El Centro de Derechos Reproductivos le pide a Brasil que repare a la familia de Alyne de acuerdo a la decisión histórica del caso Alyne c. Brasil.

En agosto de 2011 el Comité para la Eliminación de la Discriminación contra la Mujer de la Organización de Naciones Unidas (Comité CEDAW) falló en favor de las mujeres de todo el mundo al reconocer—en el primer caso de mortalidad materna prevenible decidido por un organismo internacional de derechos humanos—que los Estados tienen una obligación ineludible de garantizar servicios de salud materna a todas las mujeres, independientemente de sus circunstancias.

El Comité CEDAW determinó la responsabilidad del Estado brasileño por la muerte trágica y completamente prevenible de Alyne da Silva Pimentel, una mujer afro-brasileña a quien le fue repetidamente negado el cuidado médico de calidad y oportuno que requería. El fallo histórico del Comité CEDAW determinó que el Estado debía reparar a su hija y a su madre por las violaciones a los derechos humanos de Alyne.

Un año ha pasado, y nada ha cambiado. Si bien Brasil ha reducido significativamente su tasa de muertes maternas en los últimos años, el Estado tiene mucho camino por recorrer para garantizar las vidas de mujeres embarazadas pobres, rurales, y de ascendencia africana, quienes son el sector de la población que encuentra mayores dificultades y obstáculos para el acceso a servicios de salud reproductiva de calidad. Cuando una violación del derecho internacional no ha sido totalmente reparada, esta violación persiste.

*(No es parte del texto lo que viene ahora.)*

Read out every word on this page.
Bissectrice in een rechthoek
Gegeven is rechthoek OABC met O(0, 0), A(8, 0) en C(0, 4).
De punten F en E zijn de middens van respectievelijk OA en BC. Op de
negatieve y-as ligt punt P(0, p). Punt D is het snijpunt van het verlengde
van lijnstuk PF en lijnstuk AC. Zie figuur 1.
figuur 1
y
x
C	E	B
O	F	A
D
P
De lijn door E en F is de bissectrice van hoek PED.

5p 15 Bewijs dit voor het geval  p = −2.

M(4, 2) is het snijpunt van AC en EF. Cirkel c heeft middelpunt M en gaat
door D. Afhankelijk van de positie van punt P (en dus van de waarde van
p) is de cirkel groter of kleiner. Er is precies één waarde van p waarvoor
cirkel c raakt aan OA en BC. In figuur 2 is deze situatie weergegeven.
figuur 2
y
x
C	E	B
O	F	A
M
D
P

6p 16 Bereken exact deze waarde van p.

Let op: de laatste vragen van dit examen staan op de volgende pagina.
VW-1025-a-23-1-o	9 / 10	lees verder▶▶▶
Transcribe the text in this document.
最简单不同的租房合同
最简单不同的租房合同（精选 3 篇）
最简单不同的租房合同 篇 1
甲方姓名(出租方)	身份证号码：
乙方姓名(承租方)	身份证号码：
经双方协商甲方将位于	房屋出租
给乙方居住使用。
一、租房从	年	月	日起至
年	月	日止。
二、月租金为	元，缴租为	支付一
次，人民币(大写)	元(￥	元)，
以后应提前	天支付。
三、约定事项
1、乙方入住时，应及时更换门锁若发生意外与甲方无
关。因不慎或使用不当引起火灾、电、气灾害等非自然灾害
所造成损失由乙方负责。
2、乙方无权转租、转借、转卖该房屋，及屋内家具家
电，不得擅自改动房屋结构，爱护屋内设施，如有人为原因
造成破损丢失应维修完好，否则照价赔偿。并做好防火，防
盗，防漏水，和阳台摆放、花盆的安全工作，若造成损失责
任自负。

El Centro ha sostenido varias reuniones constructivas con las autoridades brasileñas sobre el proceso de implementación de la decisión, pero hasta el momento no existen pasos concretos hacia la realización de cambios concretos en la política pública que comprendan medidas de no repetición. Más preocupante aún es que un año después de la decisión, que requiere al gobierno otorgar reparaciones a la madre e hija de Alyne, su familia no ha recibido un solo real brasileño como reparación.

Alyne murió hace 10 años. Su hija ya ha vivido por más tiempo sin su madre que con ella. Ella merece una compensación justa por el dolor y pena que ha sufrido, al igual que todas las mujeres merecen el cuidado de salud materna de calidad como un derecho humano.

Si el gobierno brasileño va a proteger la salud y las vidas de todas las mujeres del país y reafirmar su compromiso con el Comité CEDAW, es necesario que reconozca la importancia de la decisión del Comité, su responsabilidad respecto de todas las mujeres brasileñas, y su obligación hacia la familia de Alyne. Es la hora del cambo y el progreso.